Mesi di lotta, di vertenza per la difesa dei posti di lavoro in Gkn e dei diritti di chi in quello stabilimento lavorava hanno portato non solo a un accordo quadro di valore nazionale ed estremamente avanzato nei contenuti, ma anche al Piano Pubblico per la Mobilità Sostenibile (PPMS): un piano di riconversione dello stabilimento, oltre 40 pagine elaborate dal Collettivo di Fabbrica in collaborazione con una rete di economisti della Scuola Superiore Sant'Anna e di ricercatori di altre università, che ha risvolti economici, produttivi, ambientali e sociali.

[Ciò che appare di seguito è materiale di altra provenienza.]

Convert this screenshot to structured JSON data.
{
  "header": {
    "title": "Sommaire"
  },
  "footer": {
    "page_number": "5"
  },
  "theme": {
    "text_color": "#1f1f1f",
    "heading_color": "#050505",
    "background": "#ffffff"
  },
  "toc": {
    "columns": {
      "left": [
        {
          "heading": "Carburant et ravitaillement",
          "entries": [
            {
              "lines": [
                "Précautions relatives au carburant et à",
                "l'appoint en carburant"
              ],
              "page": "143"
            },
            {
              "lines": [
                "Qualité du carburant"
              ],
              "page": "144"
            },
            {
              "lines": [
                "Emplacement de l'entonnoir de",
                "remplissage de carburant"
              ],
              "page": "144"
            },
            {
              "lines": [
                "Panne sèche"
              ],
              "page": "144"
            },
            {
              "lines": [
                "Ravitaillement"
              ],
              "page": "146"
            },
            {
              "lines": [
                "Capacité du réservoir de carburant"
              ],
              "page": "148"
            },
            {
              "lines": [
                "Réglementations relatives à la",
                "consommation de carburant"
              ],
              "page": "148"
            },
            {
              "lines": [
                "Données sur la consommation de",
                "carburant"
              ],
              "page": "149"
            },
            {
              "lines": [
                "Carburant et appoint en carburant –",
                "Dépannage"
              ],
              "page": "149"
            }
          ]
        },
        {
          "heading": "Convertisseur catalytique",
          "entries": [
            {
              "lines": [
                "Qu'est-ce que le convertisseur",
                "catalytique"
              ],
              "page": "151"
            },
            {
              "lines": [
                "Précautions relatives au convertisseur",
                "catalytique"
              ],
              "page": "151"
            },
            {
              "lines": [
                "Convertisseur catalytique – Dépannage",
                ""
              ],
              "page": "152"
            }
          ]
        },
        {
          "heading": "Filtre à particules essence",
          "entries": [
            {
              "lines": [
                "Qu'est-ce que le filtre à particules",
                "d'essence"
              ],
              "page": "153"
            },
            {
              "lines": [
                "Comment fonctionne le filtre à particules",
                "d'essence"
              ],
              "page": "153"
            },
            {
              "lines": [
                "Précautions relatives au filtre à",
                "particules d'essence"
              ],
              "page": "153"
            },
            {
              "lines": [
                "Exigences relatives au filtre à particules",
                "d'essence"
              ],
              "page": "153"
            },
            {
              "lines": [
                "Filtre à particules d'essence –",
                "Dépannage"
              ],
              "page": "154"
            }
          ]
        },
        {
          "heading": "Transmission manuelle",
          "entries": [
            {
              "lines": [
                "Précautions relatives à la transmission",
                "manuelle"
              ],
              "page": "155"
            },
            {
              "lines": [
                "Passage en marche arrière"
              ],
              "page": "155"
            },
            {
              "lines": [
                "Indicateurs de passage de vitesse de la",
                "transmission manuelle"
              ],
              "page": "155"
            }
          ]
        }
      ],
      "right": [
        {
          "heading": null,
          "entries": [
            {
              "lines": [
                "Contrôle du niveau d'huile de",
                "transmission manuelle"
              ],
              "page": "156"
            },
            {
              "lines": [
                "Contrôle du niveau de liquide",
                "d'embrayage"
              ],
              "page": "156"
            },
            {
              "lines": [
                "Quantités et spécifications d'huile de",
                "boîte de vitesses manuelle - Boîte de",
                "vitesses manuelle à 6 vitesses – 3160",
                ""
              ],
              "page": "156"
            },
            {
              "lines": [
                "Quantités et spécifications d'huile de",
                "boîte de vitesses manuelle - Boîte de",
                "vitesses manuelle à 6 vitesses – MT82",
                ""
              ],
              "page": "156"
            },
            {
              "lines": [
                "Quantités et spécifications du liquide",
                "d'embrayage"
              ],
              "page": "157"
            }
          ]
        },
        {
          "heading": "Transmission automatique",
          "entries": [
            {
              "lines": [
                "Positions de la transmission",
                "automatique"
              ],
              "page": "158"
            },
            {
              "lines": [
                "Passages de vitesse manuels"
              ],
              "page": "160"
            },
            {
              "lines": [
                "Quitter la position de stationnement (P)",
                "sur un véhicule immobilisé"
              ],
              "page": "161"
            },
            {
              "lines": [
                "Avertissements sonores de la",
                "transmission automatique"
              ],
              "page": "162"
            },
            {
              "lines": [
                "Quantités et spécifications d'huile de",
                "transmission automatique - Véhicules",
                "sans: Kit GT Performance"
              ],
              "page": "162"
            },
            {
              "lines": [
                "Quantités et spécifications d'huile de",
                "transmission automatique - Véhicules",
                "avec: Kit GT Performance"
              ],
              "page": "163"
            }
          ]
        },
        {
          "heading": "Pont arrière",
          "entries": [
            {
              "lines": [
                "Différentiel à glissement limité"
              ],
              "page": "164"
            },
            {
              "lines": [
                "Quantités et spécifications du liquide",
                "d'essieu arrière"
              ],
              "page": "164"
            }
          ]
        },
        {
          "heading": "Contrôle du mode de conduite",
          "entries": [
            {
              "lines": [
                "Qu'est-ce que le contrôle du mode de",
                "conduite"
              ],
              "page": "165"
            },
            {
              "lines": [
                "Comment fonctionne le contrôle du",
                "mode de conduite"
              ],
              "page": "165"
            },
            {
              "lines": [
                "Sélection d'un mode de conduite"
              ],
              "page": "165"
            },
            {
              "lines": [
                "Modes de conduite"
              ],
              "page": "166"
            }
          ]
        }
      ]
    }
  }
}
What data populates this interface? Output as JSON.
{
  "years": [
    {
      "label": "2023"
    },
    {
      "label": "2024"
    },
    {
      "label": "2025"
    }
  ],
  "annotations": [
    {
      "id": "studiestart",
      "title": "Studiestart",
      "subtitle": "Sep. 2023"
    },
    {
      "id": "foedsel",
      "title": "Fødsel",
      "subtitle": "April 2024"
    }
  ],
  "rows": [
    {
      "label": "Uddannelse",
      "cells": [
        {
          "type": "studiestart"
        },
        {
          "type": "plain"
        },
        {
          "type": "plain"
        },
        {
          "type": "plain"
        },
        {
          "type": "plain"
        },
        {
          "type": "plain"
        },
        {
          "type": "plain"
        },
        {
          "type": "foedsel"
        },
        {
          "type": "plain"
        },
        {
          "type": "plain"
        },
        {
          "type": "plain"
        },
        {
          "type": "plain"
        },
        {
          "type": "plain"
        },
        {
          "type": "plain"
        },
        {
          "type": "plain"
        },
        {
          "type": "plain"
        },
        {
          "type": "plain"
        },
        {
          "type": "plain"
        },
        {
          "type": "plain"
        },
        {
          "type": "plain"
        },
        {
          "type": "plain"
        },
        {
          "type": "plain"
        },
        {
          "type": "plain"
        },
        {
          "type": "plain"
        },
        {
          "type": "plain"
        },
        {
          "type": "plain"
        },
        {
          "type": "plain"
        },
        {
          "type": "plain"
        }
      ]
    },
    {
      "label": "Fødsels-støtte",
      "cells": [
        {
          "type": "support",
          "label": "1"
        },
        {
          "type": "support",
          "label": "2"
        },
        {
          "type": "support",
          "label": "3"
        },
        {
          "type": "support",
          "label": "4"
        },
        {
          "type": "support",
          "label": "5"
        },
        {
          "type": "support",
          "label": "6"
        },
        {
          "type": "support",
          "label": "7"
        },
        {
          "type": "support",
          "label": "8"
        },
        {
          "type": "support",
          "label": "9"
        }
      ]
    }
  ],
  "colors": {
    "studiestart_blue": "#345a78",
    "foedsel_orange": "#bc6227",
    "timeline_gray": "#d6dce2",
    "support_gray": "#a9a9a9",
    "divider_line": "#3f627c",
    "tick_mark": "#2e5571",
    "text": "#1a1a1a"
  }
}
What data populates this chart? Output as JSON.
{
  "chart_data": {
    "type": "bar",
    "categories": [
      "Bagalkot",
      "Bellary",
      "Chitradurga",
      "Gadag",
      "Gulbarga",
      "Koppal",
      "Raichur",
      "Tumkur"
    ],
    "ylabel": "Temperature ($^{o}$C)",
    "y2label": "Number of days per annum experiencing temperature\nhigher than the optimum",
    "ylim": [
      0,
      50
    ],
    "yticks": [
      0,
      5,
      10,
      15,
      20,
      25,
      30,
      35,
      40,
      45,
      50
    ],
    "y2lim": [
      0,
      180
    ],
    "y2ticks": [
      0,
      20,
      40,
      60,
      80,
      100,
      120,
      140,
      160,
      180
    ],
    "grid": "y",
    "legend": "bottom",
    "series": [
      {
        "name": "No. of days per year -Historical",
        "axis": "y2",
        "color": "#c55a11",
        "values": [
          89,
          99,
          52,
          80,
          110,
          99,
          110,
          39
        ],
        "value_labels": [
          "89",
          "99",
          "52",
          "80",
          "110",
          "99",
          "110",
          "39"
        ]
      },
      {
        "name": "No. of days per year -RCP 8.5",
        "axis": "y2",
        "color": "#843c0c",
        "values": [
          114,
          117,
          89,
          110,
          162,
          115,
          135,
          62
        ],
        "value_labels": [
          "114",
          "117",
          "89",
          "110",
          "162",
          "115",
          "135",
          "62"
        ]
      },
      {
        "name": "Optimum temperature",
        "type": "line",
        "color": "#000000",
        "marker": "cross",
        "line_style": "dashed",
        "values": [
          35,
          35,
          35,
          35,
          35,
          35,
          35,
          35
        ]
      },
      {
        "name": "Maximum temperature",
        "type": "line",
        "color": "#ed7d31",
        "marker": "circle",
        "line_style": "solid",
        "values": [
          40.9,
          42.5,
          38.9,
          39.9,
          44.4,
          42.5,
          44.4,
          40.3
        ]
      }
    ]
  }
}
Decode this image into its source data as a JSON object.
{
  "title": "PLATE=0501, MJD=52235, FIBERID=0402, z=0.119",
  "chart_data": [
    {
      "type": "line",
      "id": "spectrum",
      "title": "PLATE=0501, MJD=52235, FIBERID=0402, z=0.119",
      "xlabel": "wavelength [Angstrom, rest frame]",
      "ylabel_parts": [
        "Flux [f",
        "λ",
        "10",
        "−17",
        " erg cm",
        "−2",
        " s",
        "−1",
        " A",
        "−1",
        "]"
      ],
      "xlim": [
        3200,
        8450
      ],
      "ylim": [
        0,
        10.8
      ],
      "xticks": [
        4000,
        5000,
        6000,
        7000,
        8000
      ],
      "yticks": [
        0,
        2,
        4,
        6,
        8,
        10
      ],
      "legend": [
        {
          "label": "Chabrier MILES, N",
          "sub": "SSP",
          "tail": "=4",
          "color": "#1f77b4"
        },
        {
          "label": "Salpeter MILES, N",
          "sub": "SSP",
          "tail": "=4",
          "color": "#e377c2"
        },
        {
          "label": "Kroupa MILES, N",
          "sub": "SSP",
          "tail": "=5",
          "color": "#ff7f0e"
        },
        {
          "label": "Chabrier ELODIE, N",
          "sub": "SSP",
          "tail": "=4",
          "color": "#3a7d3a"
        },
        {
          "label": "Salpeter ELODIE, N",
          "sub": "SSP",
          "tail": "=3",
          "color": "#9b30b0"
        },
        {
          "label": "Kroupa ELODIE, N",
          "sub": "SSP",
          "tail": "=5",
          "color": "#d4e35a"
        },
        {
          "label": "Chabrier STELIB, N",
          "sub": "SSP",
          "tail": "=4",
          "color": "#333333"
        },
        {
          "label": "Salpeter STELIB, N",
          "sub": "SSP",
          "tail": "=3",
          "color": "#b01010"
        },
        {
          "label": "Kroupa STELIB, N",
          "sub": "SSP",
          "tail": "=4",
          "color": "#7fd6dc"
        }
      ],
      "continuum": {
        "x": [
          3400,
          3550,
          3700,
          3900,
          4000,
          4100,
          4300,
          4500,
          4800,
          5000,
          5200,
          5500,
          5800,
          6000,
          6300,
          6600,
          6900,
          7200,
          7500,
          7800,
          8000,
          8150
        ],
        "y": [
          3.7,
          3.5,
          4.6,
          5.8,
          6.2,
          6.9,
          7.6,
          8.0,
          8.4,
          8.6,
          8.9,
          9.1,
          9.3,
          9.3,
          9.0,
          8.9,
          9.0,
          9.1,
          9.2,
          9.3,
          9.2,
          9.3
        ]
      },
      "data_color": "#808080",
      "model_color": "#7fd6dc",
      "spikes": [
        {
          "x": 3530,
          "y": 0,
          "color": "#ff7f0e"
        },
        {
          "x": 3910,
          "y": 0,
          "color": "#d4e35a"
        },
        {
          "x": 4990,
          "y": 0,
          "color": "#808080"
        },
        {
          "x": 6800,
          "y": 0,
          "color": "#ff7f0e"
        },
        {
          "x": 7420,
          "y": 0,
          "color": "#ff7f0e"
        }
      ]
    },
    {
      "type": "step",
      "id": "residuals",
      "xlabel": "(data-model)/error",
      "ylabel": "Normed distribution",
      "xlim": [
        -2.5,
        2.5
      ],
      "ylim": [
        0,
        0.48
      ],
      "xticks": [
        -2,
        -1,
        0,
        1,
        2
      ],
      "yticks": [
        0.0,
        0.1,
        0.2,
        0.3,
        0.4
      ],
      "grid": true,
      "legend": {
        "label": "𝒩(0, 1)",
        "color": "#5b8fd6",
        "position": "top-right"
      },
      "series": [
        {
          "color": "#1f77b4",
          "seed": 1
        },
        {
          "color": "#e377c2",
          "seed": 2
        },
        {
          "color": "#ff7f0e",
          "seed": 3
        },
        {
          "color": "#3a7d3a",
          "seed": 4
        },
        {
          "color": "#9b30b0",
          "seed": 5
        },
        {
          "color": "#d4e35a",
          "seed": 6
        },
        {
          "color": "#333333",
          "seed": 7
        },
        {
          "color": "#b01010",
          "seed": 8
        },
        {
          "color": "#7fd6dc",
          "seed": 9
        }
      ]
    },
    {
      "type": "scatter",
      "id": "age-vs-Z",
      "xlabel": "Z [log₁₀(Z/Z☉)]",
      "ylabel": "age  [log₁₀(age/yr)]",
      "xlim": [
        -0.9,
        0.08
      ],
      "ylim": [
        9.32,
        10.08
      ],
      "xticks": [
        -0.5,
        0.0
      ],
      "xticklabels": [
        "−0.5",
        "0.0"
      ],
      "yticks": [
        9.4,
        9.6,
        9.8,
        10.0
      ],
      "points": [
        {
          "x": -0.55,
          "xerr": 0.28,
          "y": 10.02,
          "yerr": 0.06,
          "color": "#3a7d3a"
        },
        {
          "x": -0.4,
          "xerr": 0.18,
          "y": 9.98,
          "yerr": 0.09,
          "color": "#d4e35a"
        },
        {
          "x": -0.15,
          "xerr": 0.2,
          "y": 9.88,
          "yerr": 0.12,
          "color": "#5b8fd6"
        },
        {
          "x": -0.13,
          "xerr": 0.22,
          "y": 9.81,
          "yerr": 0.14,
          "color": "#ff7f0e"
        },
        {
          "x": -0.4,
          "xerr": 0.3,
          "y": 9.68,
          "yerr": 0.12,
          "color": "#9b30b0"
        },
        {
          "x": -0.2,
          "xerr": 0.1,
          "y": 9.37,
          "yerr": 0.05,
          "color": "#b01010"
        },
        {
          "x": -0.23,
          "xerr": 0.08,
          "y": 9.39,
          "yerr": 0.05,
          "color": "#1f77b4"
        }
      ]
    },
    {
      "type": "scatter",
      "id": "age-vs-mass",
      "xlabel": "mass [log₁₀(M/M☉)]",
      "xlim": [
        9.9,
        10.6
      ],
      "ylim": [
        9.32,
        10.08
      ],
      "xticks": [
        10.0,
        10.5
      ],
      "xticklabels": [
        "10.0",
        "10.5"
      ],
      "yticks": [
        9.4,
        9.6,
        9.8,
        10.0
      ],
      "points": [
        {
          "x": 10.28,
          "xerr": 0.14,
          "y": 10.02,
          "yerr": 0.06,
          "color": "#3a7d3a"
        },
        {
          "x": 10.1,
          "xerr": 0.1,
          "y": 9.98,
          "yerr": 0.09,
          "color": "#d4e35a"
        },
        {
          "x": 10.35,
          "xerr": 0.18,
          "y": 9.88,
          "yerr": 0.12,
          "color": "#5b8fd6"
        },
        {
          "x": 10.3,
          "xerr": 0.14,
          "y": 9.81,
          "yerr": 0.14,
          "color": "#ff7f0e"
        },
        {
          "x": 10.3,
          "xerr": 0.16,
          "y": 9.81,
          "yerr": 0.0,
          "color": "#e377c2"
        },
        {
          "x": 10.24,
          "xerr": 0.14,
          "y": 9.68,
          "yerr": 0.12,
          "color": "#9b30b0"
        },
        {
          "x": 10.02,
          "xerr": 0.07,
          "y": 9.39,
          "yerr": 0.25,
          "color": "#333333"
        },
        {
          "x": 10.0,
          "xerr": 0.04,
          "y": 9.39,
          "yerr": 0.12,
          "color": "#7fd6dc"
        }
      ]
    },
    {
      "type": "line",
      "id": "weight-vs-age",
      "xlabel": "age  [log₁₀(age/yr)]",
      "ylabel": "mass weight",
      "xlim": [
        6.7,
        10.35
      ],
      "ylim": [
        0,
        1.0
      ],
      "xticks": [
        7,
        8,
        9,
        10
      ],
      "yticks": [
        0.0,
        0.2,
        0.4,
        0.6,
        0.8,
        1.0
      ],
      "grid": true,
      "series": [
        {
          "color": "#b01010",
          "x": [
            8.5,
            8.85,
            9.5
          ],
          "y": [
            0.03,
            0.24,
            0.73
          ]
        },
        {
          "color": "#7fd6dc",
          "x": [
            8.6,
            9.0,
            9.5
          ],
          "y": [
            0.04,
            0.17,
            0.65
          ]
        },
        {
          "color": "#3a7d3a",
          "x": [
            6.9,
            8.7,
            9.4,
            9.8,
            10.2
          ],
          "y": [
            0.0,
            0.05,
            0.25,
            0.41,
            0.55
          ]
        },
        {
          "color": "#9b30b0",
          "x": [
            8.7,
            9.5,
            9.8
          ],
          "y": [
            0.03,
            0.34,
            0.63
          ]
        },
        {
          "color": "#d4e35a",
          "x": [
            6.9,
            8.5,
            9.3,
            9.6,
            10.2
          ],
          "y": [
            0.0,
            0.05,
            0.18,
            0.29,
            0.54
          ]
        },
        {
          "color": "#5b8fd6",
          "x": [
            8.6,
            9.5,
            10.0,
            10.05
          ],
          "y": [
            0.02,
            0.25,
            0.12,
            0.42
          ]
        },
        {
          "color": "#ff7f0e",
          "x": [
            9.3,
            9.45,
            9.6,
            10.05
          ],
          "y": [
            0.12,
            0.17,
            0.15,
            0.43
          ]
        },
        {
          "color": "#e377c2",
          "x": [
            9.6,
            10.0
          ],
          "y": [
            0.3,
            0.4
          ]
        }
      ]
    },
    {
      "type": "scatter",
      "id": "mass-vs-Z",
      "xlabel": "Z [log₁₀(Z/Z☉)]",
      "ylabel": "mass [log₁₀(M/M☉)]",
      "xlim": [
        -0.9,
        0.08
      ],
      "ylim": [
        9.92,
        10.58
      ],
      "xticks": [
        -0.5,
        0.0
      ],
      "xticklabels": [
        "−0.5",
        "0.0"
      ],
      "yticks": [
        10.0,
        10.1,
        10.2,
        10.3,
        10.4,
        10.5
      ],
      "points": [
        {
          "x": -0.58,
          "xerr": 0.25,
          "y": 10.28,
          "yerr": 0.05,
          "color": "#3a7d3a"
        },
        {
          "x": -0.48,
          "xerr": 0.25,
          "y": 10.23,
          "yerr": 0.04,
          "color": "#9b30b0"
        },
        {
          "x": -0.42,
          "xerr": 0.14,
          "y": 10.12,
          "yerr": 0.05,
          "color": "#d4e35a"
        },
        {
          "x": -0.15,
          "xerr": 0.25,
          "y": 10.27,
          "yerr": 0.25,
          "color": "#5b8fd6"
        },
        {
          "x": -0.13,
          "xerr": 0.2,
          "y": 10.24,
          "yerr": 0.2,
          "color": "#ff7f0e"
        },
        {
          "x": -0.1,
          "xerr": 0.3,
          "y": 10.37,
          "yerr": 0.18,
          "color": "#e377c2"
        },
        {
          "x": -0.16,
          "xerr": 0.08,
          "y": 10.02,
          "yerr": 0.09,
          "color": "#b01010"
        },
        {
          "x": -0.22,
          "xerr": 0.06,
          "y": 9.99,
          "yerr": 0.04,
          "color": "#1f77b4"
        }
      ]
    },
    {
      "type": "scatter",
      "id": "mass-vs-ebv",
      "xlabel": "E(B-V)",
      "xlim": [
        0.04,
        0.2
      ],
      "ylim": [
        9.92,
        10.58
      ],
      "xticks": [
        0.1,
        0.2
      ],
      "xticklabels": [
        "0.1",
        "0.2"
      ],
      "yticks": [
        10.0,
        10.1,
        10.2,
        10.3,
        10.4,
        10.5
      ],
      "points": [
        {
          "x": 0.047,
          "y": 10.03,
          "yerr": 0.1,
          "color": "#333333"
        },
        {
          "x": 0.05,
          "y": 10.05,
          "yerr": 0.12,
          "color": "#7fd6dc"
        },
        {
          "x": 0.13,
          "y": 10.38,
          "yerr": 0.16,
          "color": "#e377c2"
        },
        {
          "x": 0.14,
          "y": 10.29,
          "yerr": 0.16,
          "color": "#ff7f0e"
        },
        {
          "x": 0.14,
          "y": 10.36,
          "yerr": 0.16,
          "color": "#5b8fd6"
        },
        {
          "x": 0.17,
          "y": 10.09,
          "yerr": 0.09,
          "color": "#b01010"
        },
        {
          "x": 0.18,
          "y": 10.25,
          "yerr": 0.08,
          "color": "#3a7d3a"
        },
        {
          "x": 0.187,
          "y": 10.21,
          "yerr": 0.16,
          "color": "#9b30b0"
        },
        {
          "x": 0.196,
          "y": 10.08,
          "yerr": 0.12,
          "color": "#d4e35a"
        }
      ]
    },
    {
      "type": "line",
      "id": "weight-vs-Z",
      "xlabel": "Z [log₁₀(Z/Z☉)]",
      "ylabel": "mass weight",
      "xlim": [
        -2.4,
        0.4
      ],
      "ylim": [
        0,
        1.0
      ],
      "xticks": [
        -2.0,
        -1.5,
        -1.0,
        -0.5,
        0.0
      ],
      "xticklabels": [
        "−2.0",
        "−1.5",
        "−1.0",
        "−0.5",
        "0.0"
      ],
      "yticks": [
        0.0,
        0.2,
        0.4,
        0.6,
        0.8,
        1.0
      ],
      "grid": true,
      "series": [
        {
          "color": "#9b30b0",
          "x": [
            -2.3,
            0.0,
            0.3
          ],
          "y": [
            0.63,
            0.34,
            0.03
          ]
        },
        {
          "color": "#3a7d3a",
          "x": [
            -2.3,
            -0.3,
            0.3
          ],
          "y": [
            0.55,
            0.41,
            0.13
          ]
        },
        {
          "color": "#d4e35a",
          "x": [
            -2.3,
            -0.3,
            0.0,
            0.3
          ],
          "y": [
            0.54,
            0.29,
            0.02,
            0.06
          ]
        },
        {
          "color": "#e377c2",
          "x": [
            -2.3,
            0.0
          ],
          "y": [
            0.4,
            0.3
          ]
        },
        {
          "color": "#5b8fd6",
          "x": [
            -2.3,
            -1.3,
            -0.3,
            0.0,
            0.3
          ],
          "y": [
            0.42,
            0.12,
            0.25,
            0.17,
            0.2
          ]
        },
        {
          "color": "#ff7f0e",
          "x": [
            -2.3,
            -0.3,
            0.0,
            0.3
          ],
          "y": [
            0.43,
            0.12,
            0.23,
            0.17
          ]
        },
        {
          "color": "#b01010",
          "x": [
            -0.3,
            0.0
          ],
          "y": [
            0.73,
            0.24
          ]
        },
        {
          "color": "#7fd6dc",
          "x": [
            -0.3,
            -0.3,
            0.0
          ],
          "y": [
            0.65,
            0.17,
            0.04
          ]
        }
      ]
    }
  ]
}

Secondo Dario Salvetti, delegato RSU ex Gkn, "on la nostra lotta siamo stati in grado finora di salvare la continuità occupazionale e dei diritti. Non siamo riusciti a salvare però la continuità produttiva, perché è impossibile pensare di salvare la singola unità produttiva in un settore come l'automotive senza un intervento complessivo. In pratica non era possibile salvare la produzione di semiassi a Campi Bisenzio senza ripensare l'automotive in Italia. Per questo abbiamo proposto una riconversione all'interno del polo pubblico della mobilità sostenibile".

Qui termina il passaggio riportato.